Magari dall’acquisto si passa in breve alla donazione che i genitori fanno nei confronti del loro figlio, intestando il finanziamento ed evitando oltretutto le onerose spese d’imposta che composta la donazione, inclusa la registrazione di un contratto redatto da un notaio. Oggigiorno gli acquisti hanno subito una poderosa flessione rispetto agli affitti, a causa dell’inflazione e del conseguente rialzo dei tasso di interesse che ha creato un allarme sulle rate di restituzione del debito. Anche in questo caso, appena possibile si ricorre a stratagemmi alternativi.

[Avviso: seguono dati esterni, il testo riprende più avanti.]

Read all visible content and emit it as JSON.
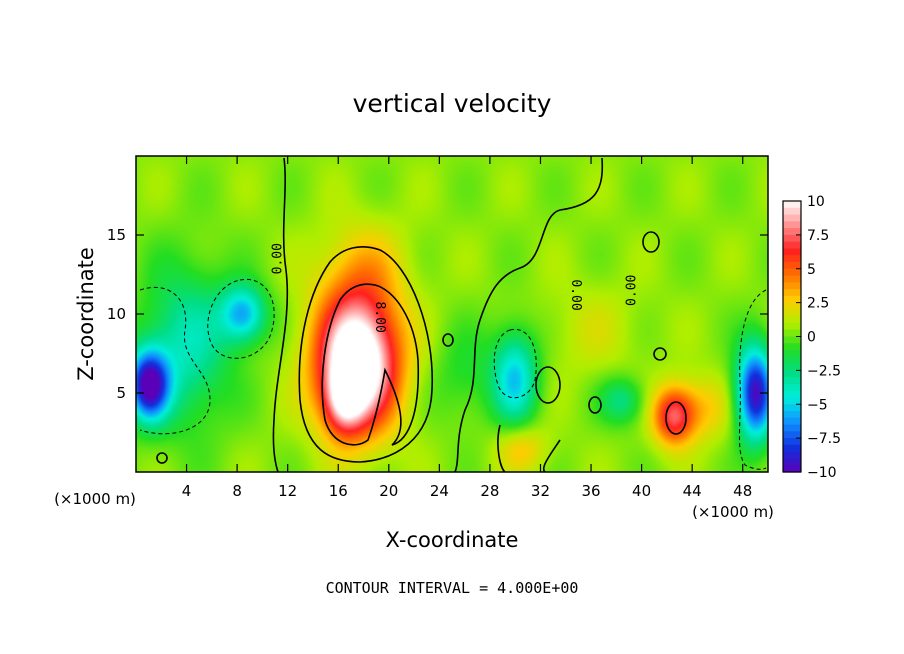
{
  "chart_data": {
    "type": "heatmap",
    "title": "vertical velocity",
    "xlabel": "X-coordinate",
    "ylabel": "Z-coordinate",
    "x_unit": "(×1000 m)",
    "xlim": [
      0,
      50
    ],
    "ylim": [
      0,
      20
    ],
    "x_ticks": [
      4,
      8,
      12,
      16,
      20,
      24,
      28,
      32,
      36,
      40,
      44,
      48
    ],
    "x_tick_labels": [
      "4",
      "8",
      "12",
      "16",
      "20",
      "24",
      "28",
      "32",
      "36",
      "40",
      "44",
      "48"
    ],
    "y_ticks": [
      5,
      10,
      15
    ],
    "y_tick_labels": [
      "5",
      "10",
      "15"
    ],
    "colorbar": {
      "min": -10,
      "max": 10,
      "ticks": [
        10,
        7.5,
        5,
        2.5,
        0,
        -2.5,
        -5,
        -7.5,
        -10
      ],
      "tick_labels": [
        "10",
        "7.5",
        "5",
        "2.5",
        "0",
        "−2.5",
        "−5",
        "−7.5",
        "−10"
      ],
      "colors": [
        "#ffffff",
        "#ff9090",
        "#ff2020",
        "#ff7000",
        "#ffcc00",
        "#b0ee00",
        "#22dd22",
        "#00dd88",
        "#00eedd",
        "#1090ff",
        "#1030dd",
        "#5a00b8"
      ]
    },
    "contour_labels": [
      "0.00",
      "0.00",
      "8.00",
      "0.00",
      "0.00"
    ],
    "footer": "CONTOUR INTERVAL = 4.000E+00",
    "features": [
      {
        "x": 17.5,
        "z": 7.0,
        "sx": 3.2,
        "sz": 4.2,
        "w": 13
      },
      {
        "x": 16.5,
        "z": 4.5,
        "sx": 1.5,
        "sz": 2.0,
        "w": 5
      },
      {
        "x": 18.0,
        "z": 13.0,
        "sx": 3.5,
        "sz": 3.0,
        "w": 2
      },
      {
        "x": 1.0,
        "z": 5.5,
        "sx": 1.6,
        "sz": 2.2,
        "w": -10
      },
      {
        "x": 4.0,
        "z": 8.0,
        "sx": 3.5,
        "sz": 5.0,
        "w": -4
      },
      {
        "x": 8.5,
        "z": 10.0,
        "sx": 1.8,
        "sz": 1.8,
        "w": -6
      },
      {
        "x": 30.0,
        "z": 6.0,
        "sx": 1.8,
        "sz": 3.0,
        "w": -5.5
      },
      {
        "x": 30.5,
        "z": 1.5,
        "sx": 2.0,
        "sz": 1.5,
        "w": 2.5
      },
      {
        "x": 42.5,
        "z": 3.5,
        "sx": 1.6,
        "sz": 1.8,
        "w": 6
      },
      {
        "x": 44.5,
        "z": 4.0,
        "sx": 2.5,
        "sz": 2.0,
        "w": 2.5
      },
      {
        "x": 49.0,
        "z": 5.0,
        "sx": 1.5,
        "sz": 3.0,
        "w": -10
      },
      {
        "x": 38.5,
        "z": 4.5,
        "sx": 1.8,
        "sz": 1.5,
        "w": -3
      },
      {
        "x": 36.0,
        "z": 9.0,
        "sx": 4.0,
        "sz": 3.0,
        "w": 1
      },
      {
        "x": 26.0,
        "z": 6.0,
        "sx": 2.5,
        "sz": 3.0,
        "w": -1.5
      }
    ]
  }
}
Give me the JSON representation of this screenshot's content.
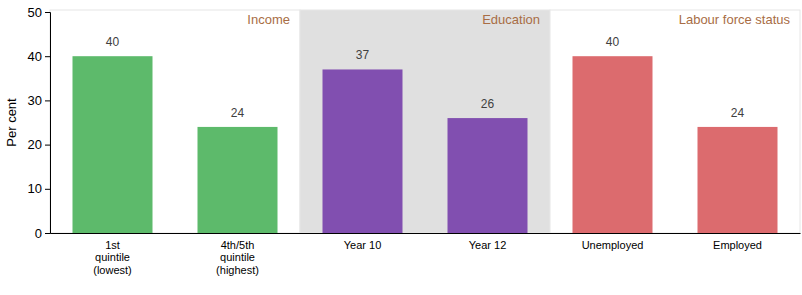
{
  "chart_data": {
    "type": "bar",
    "y_label": "Per cent",
    "annotations": [
      "Income",
      "Education",
      "Labour force status"
    ],
    "categories": [
      "1st\nquintile\n(lowest)",
      "4th/5th\nquintile\n(highest)",
      "Year 10",
      "Year 12",
      "Unemployed",
      "Employed"
    ],
    "values": [
      40,
      24,
      37,
      26,
      40,
      24
    ],
    "colors": [
      "#5dba6b",
      "#5dba6b",
      "#814fb0",
      "#814fb0",
      "#dc6b6e",
      "#dc6b6e"
    ],
    "ylim": [
      0,
      50
    ],
    "yticks": [
      0,
      10,
      20,
      30,
      40,
      50
    ],
    "grid": false,
    "data_labels": true
  }
}
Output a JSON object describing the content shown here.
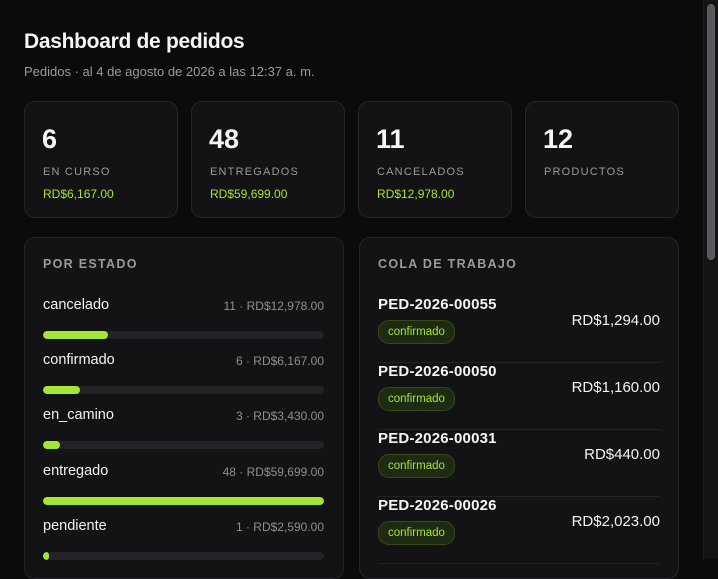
{
  "header": {
    "title": "Dashboard de pedidos",
    "subtitle": "Pedidos · al 4 de agosto de 2026 a las 12:37 a. m."
  },
  "stats": [
    {
      "value": "6",
      "label": "EN CURSO",
      "amount": "RD$6,167.00"
    },
    {
      "value": "48",
      "label": "ENTREGADOS",
      "amount": "RD$59,699.00"
    },
    {
      "value": "11",
      "label": "CANCELADOS",
      "amount": "RD$12,978.00"
    },
    {
      "value": "12",
      "label": "PRODUCTOS",
      "amount": ""
    }
  ],
  "status_panel": {
    "title": "POR ESTADO",
    "rows": [
      {
        "name": "cancelado",
        "meta": "11 · RD$12,978.00",
        "fraction": 0.23
      },
      {
        "name": "confirmado",
        "meta": "6 · RD$6,167.00",
        "fraction": 0.13
      },
      {
        "name": "en_camino",
        "meta": "3 · RD$3,430.00",
        "fraction": 0.06
      },
      {
        "name": "entregado",
        "meta": "48 · RD$59,699.00",
        "fraction": 1.0
      },
      {
        "name": "pendiente",
        "meta": "1 · RD$2,590.00",
        "fraction": 0.02
      }
    ]
  },
  "queue_panel": {
    "title": "COLA DE TRABAJO",
    "rows": [
      {
        "code": "PED-2026-00055",
        "status": "confirmado",
        "price": "RD$1,294.00"
      },
      {
        "code": "PED-2026-00050",
        "status": "confirmado",
        "price": "RD$1,160.00"
      },
      {
        "code": "PED-2026-00031",
        "status": "confirmado",
        "price": "RD$440.00"
      },
      {
        "code": "PED-2026-00026",
        "status": "confirmado",
        "price": "RD$2,023.00"
      }
    ]
  },
  "colors": {
    "accent": "#a3e635",
    "background": "#0b0b0c",
    "card": "#131315"
  }
}
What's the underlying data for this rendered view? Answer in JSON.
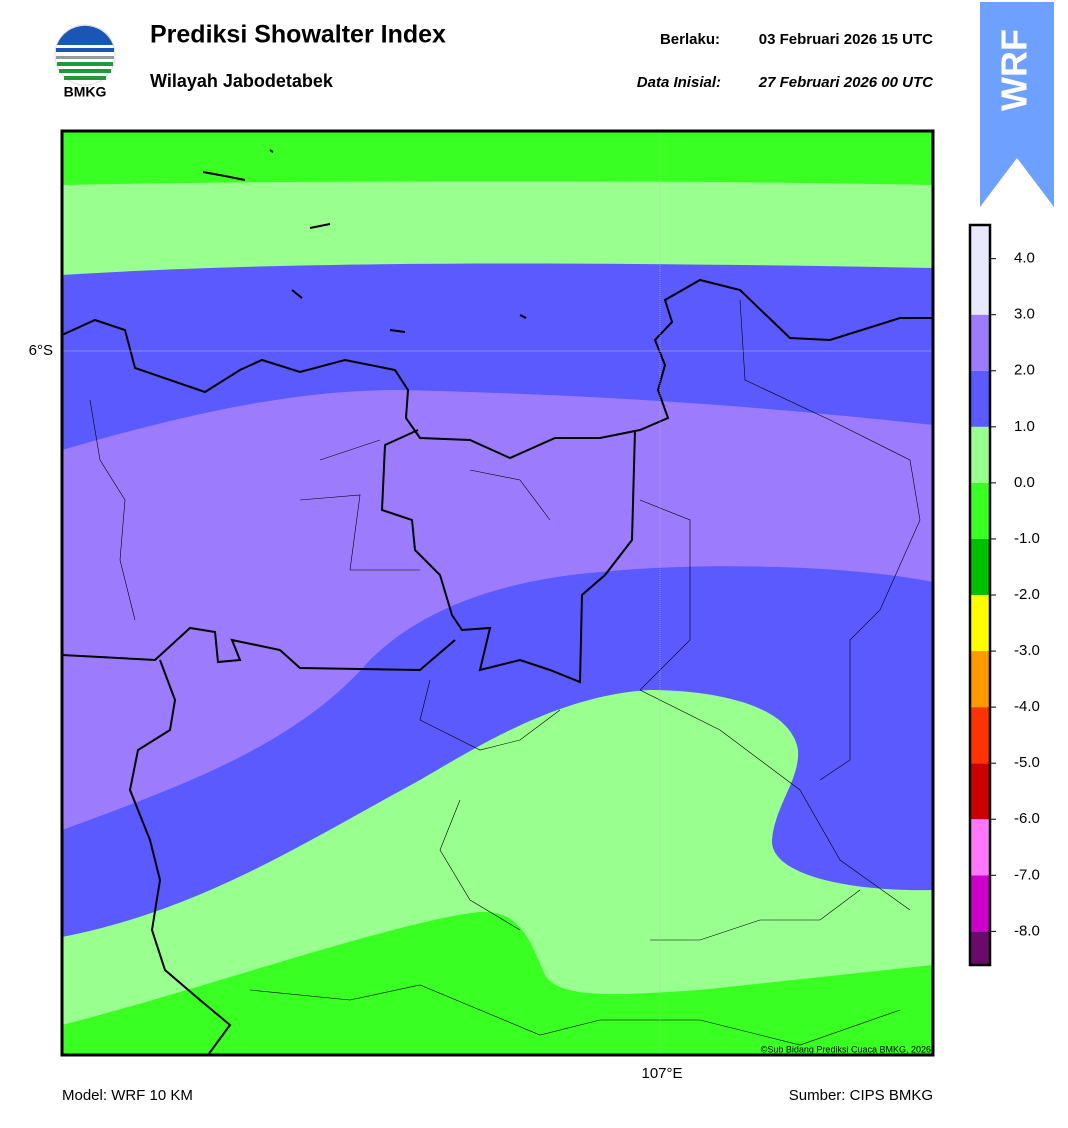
{
  "header": {
    "title": "Prediksi Showalter Index",
    "subtitle": "Wilayah Jabodetabek",
    "valid_label": "Berlaku:",
    "valid_time": "03 Februari 2026 15 UTC",
    "init_label": "Data Inisial:",
    "init_time": "27 Februari 2026 00 UTC"
  },
  "logo": {
    "text": "BMKG"
  },
  "badge": {
    "text": "WRF"
  },
  "map": {
    "lat_label": "6°S",
    "lon_label": "107°E",
    "credit": "©Sub Bidang Prediksi Cuaca BMKG, 2026"
  },
  "colorbar": {
    "lim": [
      -8.6,
      4.6
    ],
    "bins": [
      -8.6,
      -8,
      -7,
      -6,
      -5,
      -4,
      -3,
      -2,
      -1,
      0,
      1,
      2,
      3,
      4.6
    ],
    "colors": [
      "#6a0a6a",
      "#cc00cc",
      "#ff77ff",
      "#cc0000",
      "#ff3300",
      "#ff9900",
      "#ffff00",
      "#00c000",
      "#39ff22",
      "#99ff8f",
      "#5a5aff",
      "#9c7cfc",
      "#e8e8ff"
    ],
    "ticks": [
      {
        "value": 4,
        "label": "4.0"
      },
      {
        "value": 3,
        "label": "3.0"
      },
      {
        "value": 2,
        "label": "2.0"
      },
      {
        "value": 1,
        "label": "1.0"
      },
      {
        "value": 0,
        "label": "0.0"
      },
      {
        "value": -1,
        "label": "-1.0"
      },
      {
        "value": -2,
        "label": "-2.0"
      },
      {
        "value": -3,
        "label": "-3.0"
      },
      {
        "value": -4,
        "label": "-4.0"
      },
      {
        "value": -5,
        "label": "-5.0"
      },
      {
        "value": -6,
        "label": "-6.0"
      },
      {
        "value": -7,
        "label": "-7.0"
      },
      {
        "value": -8,
        "label": "-8.0"
      }
    ]
  },
  "footer": {
    "model": "Model: WRF 10 KM",
    "source": "Sumber: CIPS BMKG"
  }
}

Non è esclusa l’utilità di dividere, per esempio, un appartamento particolarmente ampio per ricavarne un altro; al contrario, unendo una porzione adiacente, a beneficio di uno spazio più ampio per la famiglia che si sta formando. Le difficoltà non mancano, ma almeno sulla cosiddetta “prima casa”, tasse da pagare non ce ne sono. Restano eventuali spese del condominio, degli spazi pubblici condivisi di un edificio e, non ultime, le utenze. A meno che la prima casa – quale privilegio – sia una villa, una residenza storica, o un’abitazione residenziale, per cui si dovrà versare l’annuale IMU, l’imposta municipale sugli immobili, obbligatoria su seconde case, pertinenze oltre la prima, contratti di comodato e leasing. Dall’erario arriva la notizia di una proroga sulla scadenza del 16 giugno sulla prima rata nei confronti degli alluvionati di Emilia Romagna, Toscana e Marche. Sulle abitazioni dichiarate inagibili e non utilizzabili, verrà applicata una riduzione del 50% dell’imponibile; per loro l’acconto 2023 è sospeso fino a 20 novembre. Se l’immobile sia diventato un rudere privo del tetto, il catasto lo registrerà come “collabente”: come tutte le vecchie strutture diroccate, i titolari beneficeranno dell’esenzione. Fanno eccezione i terreni agricoli, ma non quelli collinari e montani in gestione a coltivatori diretti o imprenditori, dove l’IMU dovrà essere pagata.